If the basic device SEFI cross-section is too high for your needs, you have the wrong architecture for your system. You either need to go to a more robust device (UtraScale+ has much lower cross sections), or you need some form of redundancy (or both).
09-14-2020 05:24 AM
This is a very interesting information!
It means that I probably misinterpreted the phenomena observed during my irradiation campaign. Not having been able to record the monitor output of the IP SEM, I considered that the persistent errors (no recovery before complete reconfiguration) in my design, which does not contain a feedback loop nor SRL/LUTRAM, came mostly from SEUs on the configuration memory which was no longer corrected by the IP SEM.

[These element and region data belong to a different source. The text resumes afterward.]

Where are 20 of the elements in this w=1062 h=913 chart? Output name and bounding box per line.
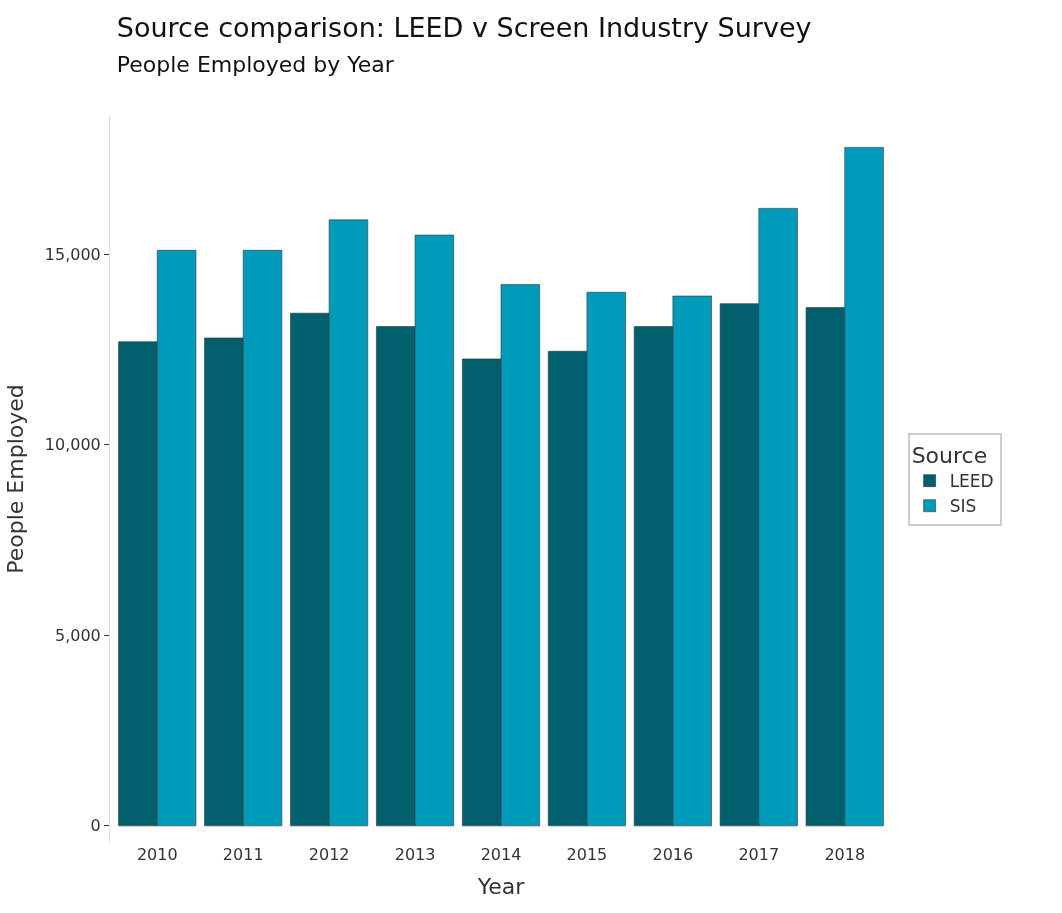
y-tick-label: 10,000 (44, 435, 101, 455)
y-axis-title: People Employed (2, 384, 28, 574)
x-tick-label: 2016 (652, 845, 694, 864)
x-axis-title: Year (476, 873, 526, 899)
x-tick-label: 2017 (738, 845, 780, 864)
legend-label: LEED (949, 471, 994, 492)
x-tick-label: 2010 (136, 845, 178, 864)
x-tick-label: 2012 (308, 845, 350, 864)
chart-title: Source comparison: LEED v Screen Industry Survey (116, 11, 812, 43)
y-tick-label: 0 (90, 816, 101, 836)
x-tick-label: 2011 (222, 845, 264, 864)
chart-subtitle: People Employed by Year (116, 51, 395, 77)
x-tick-label: 2013 (394, 845, 436, 864)
y-tick-label: 5,000 (54, 625, 101, 645)
x-tick-label: 2018 (824, 845, 866, 864)
legend-label: SIS (949, 496, 977, 517)
legend-title: Source (911, 443, 988, 469)
x-tick-label: 2015 (566, 845, 608, 864)
y-tick-label: 15,000 (44, 244, 101, 264)
x-tick-label: 2014 (480, 845, 522, 864)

This is why I wanted to study these "blocking" phenomena of the memory scrubbing system. This interpretation must surely be wrong given the number of such events observed and almost no SEFI over the whole test campaign.
I'll have to study deeper the mechanisms that can lead to this kind of persistent error.
Unfortunately, as we are academic workers, we don't have any FAE to help us.
Thank you for your precious help!
09-14-2020 05:58 AM
Study is encouraged,
Are you part of the Xilinx University Program? If so, your professor who is registered in the program is able to get help. While at Xilinx (for 20 years), I helped many students with their degrees. The SEM IP was developed by myself an Ken Chapman for Virtex 4, where it was known as App Note 864. It is now fully supported IP since Virtex 6. It gets beam tested, and verified for proper operation in all modes for each new technology node. It is a fundamental building block in safety critical systems, security, and space markets. While only able to address type 2 blocks (configuration RAM), it is the first step in improving availability and reliability, and preventing fail-safe systems from failing unsafely. I teach its use in my embedded class at UCSC Extension (among other things).
The longest beam test campaign was by CERN: more than 6 months of data on a Artix series device. Many hundreds of thousands of upsets, and nothing new was discovered.